In their discussion of High Demand Teaching, Scrivener and Underhill outline the limitations of focusing on everybody having the correct answer written into their books or notebooks. Very often the answers in themselves, rather than the process, become more important. In reality, working out how to get to the solutions, or even exploring why other options are not correct, is much more productive.

Here are some different ways of providing answers and making correction a process rather than a product.

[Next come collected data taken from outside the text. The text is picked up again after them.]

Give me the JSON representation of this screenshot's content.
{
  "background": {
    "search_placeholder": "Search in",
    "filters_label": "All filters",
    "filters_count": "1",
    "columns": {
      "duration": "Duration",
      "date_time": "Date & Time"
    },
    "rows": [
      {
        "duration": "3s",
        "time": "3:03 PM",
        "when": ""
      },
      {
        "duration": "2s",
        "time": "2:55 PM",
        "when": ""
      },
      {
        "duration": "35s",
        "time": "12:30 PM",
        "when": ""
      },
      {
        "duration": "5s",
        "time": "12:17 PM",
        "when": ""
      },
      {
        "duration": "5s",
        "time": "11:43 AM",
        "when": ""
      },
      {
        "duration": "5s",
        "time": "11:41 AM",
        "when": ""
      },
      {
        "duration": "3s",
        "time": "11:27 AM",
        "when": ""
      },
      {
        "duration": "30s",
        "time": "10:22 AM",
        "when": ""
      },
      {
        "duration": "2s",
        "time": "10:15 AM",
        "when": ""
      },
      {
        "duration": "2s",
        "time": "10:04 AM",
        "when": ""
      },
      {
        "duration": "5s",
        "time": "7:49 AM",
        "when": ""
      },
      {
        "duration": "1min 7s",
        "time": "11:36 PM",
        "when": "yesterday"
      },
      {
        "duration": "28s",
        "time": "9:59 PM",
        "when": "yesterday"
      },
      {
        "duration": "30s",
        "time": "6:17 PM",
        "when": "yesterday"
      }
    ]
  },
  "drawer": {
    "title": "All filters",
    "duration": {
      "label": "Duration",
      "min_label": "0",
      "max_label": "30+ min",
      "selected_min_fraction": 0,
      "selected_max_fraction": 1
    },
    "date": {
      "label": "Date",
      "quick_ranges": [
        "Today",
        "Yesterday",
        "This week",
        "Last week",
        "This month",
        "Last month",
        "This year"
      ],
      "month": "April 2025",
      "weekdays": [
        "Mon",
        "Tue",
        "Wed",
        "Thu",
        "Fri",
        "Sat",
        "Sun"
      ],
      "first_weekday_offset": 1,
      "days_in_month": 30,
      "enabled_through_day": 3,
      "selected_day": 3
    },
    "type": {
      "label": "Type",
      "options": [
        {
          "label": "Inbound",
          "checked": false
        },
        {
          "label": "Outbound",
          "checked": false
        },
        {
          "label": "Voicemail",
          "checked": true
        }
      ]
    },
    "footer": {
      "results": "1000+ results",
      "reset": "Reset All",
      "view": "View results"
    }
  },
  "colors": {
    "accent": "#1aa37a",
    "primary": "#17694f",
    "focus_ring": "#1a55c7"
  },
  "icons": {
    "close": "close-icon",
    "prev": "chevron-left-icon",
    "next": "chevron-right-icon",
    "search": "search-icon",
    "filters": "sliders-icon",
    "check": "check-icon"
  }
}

  • Try not to correct on a class level.
  • A student becomes the teacher, with a set of answers. The teacher, in turn, is monitoring closely for areas to work on and develop.
  • Answers are on the classroom wall and students copy.
  • Students are given answers but they are not in the correct order so that students have to process rather than simply copy the information.
  • Dictation variations: teacher dictates corrections to students, student to students, in pairs, groups etc.
  • Technological options: answers are posted on the Internet, using QR codes, websites, recordings, wiki or other collaborative possibilities etc.
  • Answers are photocopied and handed out, placed on wall or given to some students only. In other words, finding answers becomes a task that involves students being proactive rather than passively copying.
  • Early finishers write up their ideas on board / wall.
  • Correct orally only. Students have to remember and write down the answers later, perhaps even at home.
  • Students write in the wrong options rather than the correct ones.! Students then explain why they are wrong.
  • Students change the material to make wrong answers correct.
  • Students rank the activities in order of the most difficult and discuss why.
  • Think about when to correct, immediately, later, another day, at home. Time for reflection is important.

ESL Writing Activities – Some Tips for the Teacher:Conclusion

Let’s not underestimate the value of traditional exercise types and formats, but teaching also requires variety, and what we have seen here are some simple and easily adaptable ideas for adding spice to stodgier material. Do try it out. Which ESL writing activities ideas work best in your context?